Learning Objectives
Students are familiar with key concepts, methods, and application areas of Artificial Intelligence. They understand fundamental learning methods such as KNN, K-Means, and neural networks, as well as modern concepts like Transformers, LLMs, and prompting. They are able to implement models in Python, evaluate their performance, and assess their generalization. Students understand how agent-based AI systems work and grasp the basics of reinforcement learning. They confidently apply AI methods to new problems and reflect on their ethical and societal implications.
Subject-Specific Competencies
Students:
- explain key concepts of AI, machine learning, and neural networks,
- distinguish between supervised and unsupervised learning methods,
- describe how Transformers, LLMs, and prompting techniques work,
- identify fundamental principles of reinforcement learning,
- analyze strengths and weaknesses of various AI methods.

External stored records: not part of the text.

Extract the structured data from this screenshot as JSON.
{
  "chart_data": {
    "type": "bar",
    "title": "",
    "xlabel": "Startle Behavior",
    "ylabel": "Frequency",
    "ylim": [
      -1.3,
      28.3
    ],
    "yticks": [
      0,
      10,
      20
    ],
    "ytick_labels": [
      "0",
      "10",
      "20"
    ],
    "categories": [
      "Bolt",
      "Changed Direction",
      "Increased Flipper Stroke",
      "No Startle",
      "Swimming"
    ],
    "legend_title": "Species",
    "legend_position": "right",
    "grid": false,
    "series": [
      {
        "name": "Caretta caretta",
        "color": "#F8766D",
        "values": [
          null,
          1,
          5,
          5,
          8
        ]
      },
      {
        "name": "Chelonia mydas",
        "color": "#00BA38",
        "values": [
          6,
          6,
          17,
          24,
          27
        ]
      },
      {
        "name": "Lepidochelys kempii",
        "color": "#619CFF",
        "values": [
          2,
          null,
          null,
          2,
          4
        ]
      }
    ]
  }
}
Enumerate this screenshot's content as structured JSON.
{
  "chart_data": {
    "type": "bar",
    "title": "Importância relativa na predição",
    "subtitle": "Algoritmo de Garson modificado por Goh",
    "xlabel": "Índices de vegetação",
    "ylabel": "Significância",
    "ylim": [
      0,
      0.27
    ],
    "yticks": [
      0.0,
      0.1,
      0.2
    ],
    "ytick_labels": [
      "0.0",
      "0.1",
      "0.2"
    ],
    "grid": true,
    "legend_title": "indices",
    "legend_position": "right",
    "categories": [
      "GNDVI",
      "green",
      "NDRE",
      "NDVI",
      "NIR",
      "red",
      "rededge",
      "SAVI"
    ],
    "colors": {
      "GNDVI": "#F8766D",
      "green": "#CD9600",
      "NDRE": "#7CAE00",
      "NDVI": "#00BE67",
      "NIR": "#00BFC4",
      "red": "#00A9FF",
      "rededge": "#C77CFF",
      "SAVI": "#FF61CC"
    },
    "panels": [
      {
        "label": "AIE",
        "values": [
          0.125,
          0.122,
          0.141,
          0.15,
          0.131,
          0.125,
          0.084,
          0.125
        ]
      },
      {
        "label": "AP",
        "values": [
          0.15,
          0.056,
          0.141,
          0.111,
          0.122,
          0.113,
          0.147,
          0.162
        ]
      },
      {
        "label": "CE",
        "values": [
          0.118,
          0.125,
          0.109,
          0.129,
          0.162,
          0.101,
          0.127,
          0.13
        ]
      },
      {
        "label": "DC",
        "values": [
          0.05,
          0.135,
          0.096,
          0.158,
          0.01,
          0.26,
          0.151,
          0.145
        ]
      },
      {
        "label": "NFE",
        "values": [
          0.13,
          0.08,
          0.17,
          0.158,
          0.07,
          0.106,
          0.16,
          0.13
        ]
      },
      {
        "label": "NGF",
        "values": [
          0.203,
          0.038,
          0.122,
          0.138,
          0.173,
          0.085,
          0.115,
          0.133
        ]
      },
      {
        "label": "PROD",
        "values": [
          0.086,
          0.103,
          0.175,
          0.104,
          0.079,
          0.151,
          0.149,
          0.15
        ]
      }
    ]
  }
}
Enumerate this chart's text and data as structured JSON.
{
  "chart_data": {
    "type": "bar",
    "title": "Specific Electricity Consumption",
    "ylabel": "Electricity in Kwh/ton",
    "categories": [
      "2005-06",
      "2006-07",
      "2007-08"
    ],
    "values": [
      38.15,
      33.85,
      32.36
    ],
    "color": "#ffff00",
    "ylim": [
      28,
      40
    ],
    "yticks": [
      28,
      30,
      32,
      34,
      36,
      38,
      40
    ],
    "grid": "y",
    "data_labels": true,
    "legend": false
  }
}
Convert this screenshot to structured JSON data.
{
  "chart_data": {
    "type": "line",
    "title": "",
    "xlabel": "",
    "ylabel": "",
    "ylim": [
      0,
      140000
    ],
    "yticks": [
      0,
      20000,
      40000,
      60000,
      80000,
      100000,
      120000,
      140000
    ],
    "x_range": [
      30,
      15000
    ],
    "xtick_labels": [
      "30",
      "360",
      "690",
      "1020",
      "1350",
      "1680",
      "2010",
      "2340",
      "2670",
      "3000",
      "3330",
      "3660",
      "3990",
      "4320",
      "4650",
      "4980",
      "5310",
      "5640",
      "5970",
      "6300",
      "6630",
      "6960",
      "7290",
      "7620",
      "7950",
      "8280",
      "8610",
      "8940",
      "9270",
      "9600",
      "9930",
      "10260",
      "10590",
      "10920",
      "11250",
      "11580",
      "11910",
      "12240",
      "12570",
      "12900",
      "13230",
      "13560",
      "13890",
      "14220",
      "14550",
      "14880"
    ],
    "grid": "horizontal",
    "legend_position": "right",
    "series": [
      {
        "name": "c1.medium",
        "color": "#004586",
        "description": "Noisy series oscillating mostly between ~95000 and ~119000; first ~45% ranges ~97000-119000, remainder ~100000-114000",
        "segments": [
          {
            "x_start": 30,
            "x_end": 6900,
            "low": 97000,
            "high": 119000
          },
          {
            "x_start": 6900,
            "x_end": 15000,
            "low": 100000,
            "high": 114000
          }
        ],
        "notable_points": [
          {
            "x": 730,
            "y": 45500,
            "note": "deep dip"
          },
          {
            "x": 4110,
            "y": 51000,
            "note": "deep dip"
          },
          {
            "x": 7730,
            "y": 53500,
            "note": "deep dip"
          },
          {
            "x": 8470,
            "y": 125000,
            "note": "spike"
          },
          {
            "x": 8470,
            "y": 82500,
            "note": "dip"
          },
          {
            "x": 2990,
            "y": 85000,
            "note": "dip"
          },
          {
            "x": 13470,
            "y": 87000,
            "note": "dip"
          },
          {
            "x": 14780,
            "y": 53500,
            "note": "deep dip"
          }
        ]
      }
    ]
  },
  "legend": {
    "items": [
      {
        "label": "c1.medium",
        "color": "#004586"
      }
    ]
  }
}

Methodological Competencies
Students:
- practically apply AI models in Python (e.g., using scikit-learn, Keras, Hugging Face),
- evaluate models using appropriate metrics (e.g., accuracy, precision),
- develop and test their own prompting strategies,
- assess the transferability of methods to new tasks,
- compare and optimize AI methods for specific applications.
Social Competencies
Students:
- collaborate on practical AI projects,
- critically discuss results within a team,
- present solutions tailored to specific audiences.
Personal Competencies
Students:
- reflect on the use of AI methods in their own projects,
- recognize the ethical implications of current AI systems,
- develop awareness of the opportunities and limitations of generative AI.